Flying serpents in the frankincense trees.
The females kill the males after mating, and the offspring chew their way out.

Cinnamon obtained by tricking huge birds.
Origin of the Scythians (according to them).

Hercules meets a half-woman/half-snake in Scythia. (See Cecrops, half-snake founder of Athens.)

Origins of the Scythians, cont. What Herodotus thinks. Cyclops and griffins. The strange funeral rites of the Issedonians. Hyperboreans.

Scythian war customs. The origin of the word "Asia". Why Scythians are unconquerable.

The Fountain of the Sun. Garamantians. Troglodytes. The people who don't use names. Mount Atlas, and the people named after it, Atlantes. People who build houses from blocks of salt. They who bury their dead in a sitting position. Dog-faced creatures, creatures without heads.
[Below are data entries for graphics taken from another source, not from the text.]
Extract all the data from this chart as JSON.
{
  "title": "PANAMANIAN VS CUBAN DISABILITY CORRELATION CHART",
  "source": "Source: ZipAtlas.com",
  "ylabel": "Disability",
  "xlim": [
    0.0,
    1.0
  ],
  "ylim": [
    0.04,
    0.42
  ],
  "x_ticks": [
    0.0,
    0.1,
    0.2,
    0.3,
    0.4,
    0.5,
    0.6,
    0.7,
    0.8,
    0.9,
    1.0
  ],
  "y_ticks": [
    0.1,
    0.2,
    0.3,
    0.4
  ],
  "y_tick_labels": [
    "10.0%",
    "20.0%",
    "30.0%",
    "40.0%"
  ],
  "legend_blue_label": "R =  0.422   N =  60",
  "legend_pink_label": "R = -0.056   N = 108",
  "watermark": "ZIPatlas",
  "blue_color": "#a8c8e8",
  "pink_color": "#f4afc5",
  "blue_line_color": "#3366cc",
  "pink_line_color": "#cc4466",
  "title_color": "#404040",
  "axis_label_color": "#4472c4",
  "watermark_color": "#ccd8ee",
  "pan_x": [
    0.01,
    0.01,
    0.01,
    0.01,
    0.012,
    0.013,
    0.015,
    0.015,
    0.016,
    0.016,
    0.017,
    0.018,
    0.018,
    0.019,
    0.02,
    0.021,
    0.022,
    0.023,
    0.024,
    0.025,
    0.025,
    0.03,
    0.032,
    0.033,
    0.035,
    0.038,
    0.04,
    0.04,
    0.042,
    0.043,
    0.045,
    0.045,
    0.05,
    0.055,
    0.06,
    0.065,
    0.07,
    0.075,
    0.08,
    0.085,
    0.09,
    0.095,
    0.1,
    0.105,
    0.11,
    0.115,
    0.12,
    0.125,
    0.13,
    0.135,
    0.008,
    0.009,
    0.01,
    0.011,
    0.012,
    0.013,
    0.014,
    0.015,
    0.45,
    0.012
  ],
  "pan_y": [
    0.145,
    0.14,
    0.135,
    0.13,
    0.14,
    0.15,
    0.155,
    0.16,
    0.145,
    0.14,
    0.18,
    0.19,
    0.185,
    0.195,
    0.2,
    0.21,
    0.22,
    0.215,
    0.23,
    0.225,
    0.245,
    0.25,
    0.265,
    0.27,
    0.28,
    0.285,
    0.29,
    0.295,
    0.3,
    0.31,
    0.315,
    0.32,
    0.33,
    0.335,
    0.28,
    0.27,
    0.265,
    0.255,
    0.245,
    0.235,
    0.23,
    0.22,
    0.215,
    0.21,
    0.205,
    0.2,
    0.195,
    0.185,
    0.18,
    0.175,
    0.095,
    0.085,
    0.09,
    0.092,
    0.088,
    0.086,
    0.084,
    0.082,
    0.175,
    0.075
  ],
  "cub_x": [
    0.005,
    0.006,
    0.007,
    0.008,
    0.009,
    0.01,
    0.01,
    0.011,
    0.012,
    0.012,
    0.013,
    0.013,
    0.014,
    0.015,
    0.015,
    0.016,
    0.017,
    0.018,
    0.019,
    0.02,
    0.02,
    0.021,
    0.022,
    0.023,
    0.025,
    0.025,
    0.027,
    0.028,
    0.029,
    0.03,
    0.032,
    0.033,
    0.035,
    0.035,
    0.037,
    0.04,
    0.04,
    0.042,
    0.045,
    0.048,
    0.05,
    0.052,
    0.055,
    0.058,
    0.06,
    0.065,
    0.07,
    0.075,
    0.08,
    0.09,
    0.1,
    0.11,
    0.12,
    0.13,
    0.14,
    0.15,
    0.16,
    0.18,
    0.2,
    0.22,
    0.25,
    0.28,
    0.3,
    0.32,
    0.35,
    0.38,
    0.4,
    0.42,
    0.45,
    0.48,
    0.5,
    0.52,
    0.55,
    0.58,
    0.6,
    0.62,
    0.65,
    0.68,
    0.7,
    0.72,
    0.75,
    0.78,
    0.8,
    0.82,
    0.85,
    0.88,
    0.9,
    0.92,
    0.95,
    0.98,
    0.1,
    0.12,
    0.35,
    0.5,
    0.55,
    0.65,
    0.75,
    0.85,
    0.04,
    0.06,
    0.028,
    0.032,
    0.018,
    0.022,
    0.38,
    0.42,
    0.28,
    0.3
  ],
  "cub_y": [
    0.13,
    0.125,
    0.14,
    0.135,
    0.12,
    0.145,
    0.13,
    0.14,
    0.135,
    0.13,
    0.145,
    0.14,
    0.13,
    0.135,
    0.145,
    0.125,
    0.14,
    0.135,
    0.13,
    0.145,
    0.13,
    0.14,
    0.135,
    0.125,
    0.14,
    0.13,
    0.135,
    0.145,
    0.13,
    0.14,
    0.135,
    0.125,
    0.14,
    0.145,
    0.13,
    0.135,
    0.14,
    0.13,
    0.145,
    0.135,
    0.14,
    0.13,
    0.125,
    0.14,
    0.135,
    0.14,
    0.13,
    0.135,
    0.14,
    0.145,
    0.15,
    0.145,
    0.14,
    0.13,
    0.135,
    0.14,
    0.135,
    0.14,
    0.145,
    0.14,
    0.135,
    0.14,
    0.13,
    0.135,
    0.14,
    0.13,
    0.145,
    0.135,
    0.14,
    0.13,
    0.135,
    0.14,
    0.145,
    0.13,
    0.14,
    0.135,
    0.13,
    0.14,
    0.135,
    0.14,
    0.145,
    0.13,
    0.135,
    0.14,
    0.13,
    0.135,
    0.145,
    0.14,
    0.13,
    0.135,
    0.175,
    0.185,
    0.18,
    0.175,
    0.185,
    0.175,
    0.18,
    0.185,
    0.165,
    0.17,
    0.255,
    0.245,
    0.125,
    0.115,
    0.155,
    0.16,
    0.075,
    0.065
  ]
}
Pheretima's revenge, and horrible death.
How the Persians "netted" the inhabitants of entire islands.

Spartan King Cleomenes goes mad.

King Xerxes commands the sea to be whipped, and shackles thrown into it.

Xerxes' friend asks a favor. It doesn't work out so well for him.

Xerxes weeps for humanity.

300 Spartans fend off Xerxes' million troops by choosing a narrow pass as the battleground, utilizing long spears and a phalanx formation.

Hermotimus finds his enslaver/castrator and obtains his revenge.

The Greeks find the corpse of a giant on the battlefield, and also a curious skull.

Harpagus doesn't kill the King's grandson, so the King kills Harpagus' son and serves him for dinner.

Amazon love.


----------



## Franky Baby (Sep 25, 2020)

Another 600+ page book condensed! 

Hopefully I have done it justice. Considering.


----------